= Marxist Literary Group =

Literary group concerned with Marxism

The Marxist Literary Group (MLG) is an affiliate of the Modern Language Association centered on scholarly discussion of the contributions of Marxism and the Marxist tradition in the humanities and related disciplines. It holds an annual summer institute, holds sessions at the MLA convention, and publishes the journal Mediations. It is also an affiliate of the Midwest Modern Language Association and occasionally sponsors sessions at other regional MLA conferences.

==History==
The MLG was formed in 1969 by Fredric Jameson and several of his graduate students at the University of California, San Diego. The group emerged from the 1968 MLA conference in New York City. Whereas groups such as the Radical Caucus focused their energies on pedagogy and social activism, the MLG was concerned with providing a firm theoretical grounding for the New Left as well as cultivating Marxist intellectuals.

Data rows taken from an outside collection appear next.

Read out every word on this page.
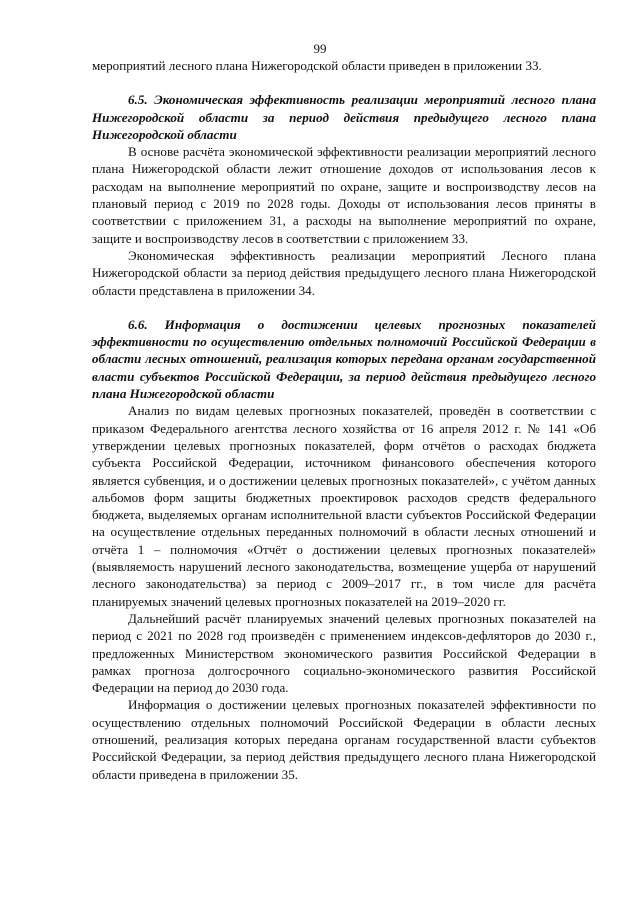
99

мероприятий лесного плана Нижегородской области приведен в приложении 33.

6.5. Экономическая эффективность реализации мероприятий лесного плана Нижегородской области за период действия предыдущего лесного плана Нижегородской области

В основе расчёта экономической эффективности реализации мероприятий лесного плана Нижегородской области лежит отношение доходов от использования лесов к расходам на выполнение мероприятий по охране, защите и воспроизводству лесов на плановый период с 2019 по 2028 годы. Доходы от использования лесов приняты в соответствии с приложением 31, а расходы на выполнение мероприятий по охране, защите и воспроизводству лесов в соответствии с приложением 33.

Экономическая эффективность реализации мероприятий Лесного плана Нижегородской области за период действия предыдущего лесного плана Нижегородской области представлена в приложении 34.

6.6. Информация о достижении целевых прогнозных показателей эффективности по осуществлению отдельных полномочий Российской Федерации в области лесных отношений, реализация которых передана органам государственной власти субъектов Российской Федерации, за период действия предыдущего лесного плана Нижегородской области

Анализ по видам целевых прогнозных показателей, проведён в соответствии с приказом Федерального агентства лесного хозяйства от 16 апреля 2012 г. № 141 «Об утверждении целевых прогнозных показателей, форм отчётов о расходах бюджета субъекта Российской Федерации, источником финансового обеспечения которого является субвенция, и о достижении целевых прогнозных показателей», с учётом данных альбомов форм защиты бюджетных проектировок расходов средств федерального бюджета, выделяемых органам исполнительной власти субъектов Российской Федерации на осуществление отдельных переданных полномочий в области лесных отношений и отчёта 1 – полномочия «Отчёт о достижении целевых прогнозных показателей» (выявляемость нарушений лесного законодательства, возмещение ущерба от нарушений лесного законодательства) за период с 2009–2017 гг., в том числе для расчёта планируемых значений целевых прогнозных показателей на 2019–2020 гг.

Дальнейший расчёт планируемых значений целевых прогнозных показателей на период с 2021 по 2028 год произведён с применением индексов-дефляторов до 2030 г., предложенных Министерством экономического развития Российской Федерации в рамках прогноза долгосрочного социально-экономического развития Российской Федерации на период до 2030 года.

Информация о достижении целевых прогнозных показателей эффективности по осуществлению отдельных полномочий Российской Федерации в области лесных отношений, реализация которых передана органам государственной власти субъектов Российской Федерации, за период действия предыдущего лесного плана Нижегородской области приведена в приложении 35.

The MLG quickly became the largest affiliate group in the MLA, running 14 sessions at the 1975 conference and organizing Marxist scholars nationwide. The first Institute on Culture and Society took place in St.. Cloud, Minnesota, in 1976, including speakers such as Fredric Jameson, Stanley Aronowitz, Terry Eagleton, Gayatri Spivak, Michael Ryan, Gene Holland, June Howard, and John Beverly. Subsequent Institutes have dealt with a wide range of topics, including cultural studies, postmodernism, post-structuralism, psychoanalysis, post-colonial discourse, feminism, and left politics. A newsletter was set up in the early 1970s, which evolved into the journal Mediations by 1991. These activities were instrumental in allowing Marxist theory and criticism to gain a foothold in the academy.

==Presidents==
- Eugene W. Holland (1974–1978)
- Paul Smith (1988–1997)
- Jamie Owen Daniel (1997–2005)
- Nicholas Brown (2005–present)

==Activities==
- MLG Summer Institute on Culture and Society.